É difícil saber exatamente quantas ações coletivas nós temos em tramitação na 1ª região. Segundo o Setor de Estatística, temos alguns dados que podem ser considerados, como por exemplo, 12.128 mil ações civis públicas cível, 10.153 ações civis de improbidade. Esses dados podem não ser tão precisos, porque nós podemos ter também mandado de segurança coletivo, por exemplo, e não sei se estão aí como uma ação civil pública, assim como ação popular, mas acredito que sim. Somando esses dois tipos de ações temos em torno de mais de 22 mil processos, um número realmente desafiador.

  

Os temas mais recorrentes, até pela peculiaridade da nossa região, são ações de natureza ambiental e de interesses individuais homogêneos de todos os tipos, da área previdenciária, tributária e das mais diversas tipificações de direito material. 

9 – Primeira Região em Revista – Qual o maior desafio dessa nova legislação em sua avaliação? 
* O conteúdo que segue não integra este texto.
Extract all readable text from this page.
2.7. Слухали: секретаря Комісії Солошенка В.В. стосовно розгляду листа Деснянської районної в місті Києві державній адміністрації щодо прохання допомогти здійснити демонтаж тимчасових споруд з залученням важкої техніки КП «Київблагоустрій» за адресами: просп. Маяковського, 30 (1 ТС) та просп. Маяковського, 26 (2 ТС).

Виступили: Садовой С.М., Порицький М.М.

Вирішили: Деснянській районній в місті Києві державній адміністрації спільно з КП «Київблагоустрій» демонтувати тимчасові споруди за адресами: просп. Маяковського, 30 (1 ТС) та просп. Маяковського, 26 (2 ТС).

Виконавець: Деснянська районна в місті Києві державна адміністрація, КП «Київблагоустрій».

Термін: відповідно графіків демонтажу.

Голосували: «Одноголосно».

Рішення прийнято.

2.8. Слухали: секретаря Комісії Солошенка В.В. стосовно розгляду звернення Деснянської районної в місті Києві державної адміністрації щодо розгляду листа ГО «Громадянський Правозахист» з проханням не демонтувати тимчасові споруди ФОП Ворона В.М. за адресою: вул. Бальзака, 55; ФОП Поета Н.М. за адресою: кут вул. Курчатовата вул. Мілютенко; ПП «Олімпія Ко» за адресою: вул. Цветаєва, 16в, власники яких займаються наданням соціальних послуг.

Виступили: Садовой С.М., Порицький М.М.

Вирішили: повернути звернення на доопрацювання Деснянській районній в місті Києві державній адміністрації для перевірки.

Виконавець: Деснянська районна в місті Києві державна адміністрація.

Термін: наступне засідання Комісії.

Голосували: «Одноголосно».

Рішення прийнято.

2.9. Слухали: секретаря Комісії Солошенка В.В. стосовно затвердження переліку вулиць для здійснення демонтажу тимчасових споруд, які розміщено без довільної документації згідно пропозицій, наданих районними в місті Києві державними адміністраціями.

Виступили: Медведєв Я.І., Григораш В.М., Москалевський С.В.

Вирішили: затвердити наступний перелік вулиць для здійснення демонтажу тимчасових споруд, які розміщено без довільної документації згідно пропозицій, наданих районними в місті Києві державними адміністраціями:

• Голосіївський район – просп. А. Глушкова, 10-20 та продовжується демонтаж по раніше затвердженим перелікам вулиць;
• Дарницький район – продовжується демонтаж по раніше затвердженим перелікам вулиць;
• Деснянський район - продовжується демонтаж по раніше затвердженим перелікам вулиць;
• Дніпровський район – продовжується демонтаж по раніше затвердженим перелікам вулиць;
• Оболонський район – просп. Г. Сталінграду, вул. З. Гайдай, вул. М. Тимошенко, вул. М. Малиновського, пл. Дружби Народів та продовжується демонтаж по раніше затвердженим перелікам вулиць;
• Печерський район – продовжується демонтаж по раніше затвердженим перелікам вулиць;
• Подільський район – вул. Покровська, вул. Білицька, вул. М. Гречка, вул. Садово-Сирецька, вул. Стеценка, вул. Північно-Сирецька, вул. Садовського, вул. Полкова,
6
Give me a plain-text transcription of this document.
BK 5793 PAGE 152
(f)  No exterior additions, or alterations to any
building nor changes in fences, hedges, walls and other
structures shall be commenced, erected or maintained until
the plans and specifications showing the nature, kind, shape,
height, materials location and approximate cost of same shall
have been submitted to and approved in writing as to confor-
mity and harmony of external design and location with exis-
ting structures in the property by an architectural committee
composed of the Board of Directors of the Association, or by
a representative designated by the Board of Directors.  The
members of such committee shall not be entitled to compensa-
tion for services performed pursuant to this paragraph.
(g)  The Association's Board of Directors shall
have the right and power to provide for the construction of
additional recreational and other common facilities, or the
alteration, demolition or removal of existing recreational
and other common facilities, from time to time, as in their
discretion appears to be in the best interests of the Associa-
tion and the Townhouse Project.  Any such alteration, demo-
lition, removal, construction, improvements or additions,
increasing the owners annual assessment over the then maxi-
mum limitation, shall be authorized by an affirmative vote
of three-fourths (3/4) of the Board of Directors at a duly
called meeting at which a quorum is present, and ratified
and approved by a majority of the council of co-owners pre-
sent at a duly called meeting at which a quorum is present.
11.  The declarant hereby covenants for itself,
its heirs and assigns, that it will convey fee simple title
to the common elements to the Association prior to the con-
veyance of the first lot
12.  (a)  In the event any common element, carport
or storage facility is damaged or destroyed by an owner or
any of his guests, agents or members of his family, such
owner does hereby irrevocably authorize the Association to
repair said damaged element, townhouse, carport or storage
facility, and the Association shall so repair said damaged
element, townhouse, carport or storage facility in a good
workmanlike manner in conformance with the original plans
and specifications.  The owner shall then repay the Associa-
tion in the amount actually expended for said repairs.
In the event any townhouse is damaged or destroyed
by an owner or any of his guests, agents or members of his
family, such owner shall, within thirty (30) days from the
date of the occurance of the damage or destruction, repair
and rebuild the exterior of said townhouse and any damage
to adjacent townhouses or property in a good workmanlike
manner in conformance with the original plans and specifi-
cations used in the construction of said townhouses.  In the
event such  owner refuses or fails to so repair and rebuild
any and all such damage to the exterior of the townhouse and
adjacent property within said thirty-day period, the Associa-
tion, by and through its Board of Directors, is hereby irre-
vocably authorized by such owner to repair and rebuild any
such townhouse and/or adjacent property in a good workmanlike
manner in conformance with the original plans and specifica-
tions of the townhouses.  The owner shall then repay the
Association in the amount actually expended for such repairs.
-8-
O desafio não é bem da legislação, o desafio é de que tem a carga da prestação do serviço jurisdicional com uma lei boa, ou não, de processo coletivo. Se a lei for boa, propositiva, colaborativa, o serviço jurisdicional poderá ser melhor prestado, claro. Mas, como eu disse antes, não é a lei que vai resolver o nosso problema, apesar de ser importantíssima para a sociedade como um todo. Considerando o que nós chamamos de princípio da adequação, na medida em que nós temos a necessidade de uma tutela coletiva, diferenciada, precisamos de um código adequado de processo coletivo. Há muito tempo que já se, já se percebeu, na modernidade que um único código de processos não é bom para resolver todos os problemas. Isso porque os tipos de direito material, variações e as necessidades de sua proteção exigem, pelo princípio da adequação, leis processuais distintas. E desse ponto da tutela jurisdicional coletiva, isso fica bem claro. Assim como precisamos de um código de processo penal, processo do trabalho, e processo eleitoral, por exemplo, também precisamos de um código de processo coletivo. Isso porque a prestação jurisdicional adequada, vai se dar na dimensão das necessidades do sistema processual adequado à proteção do direito material.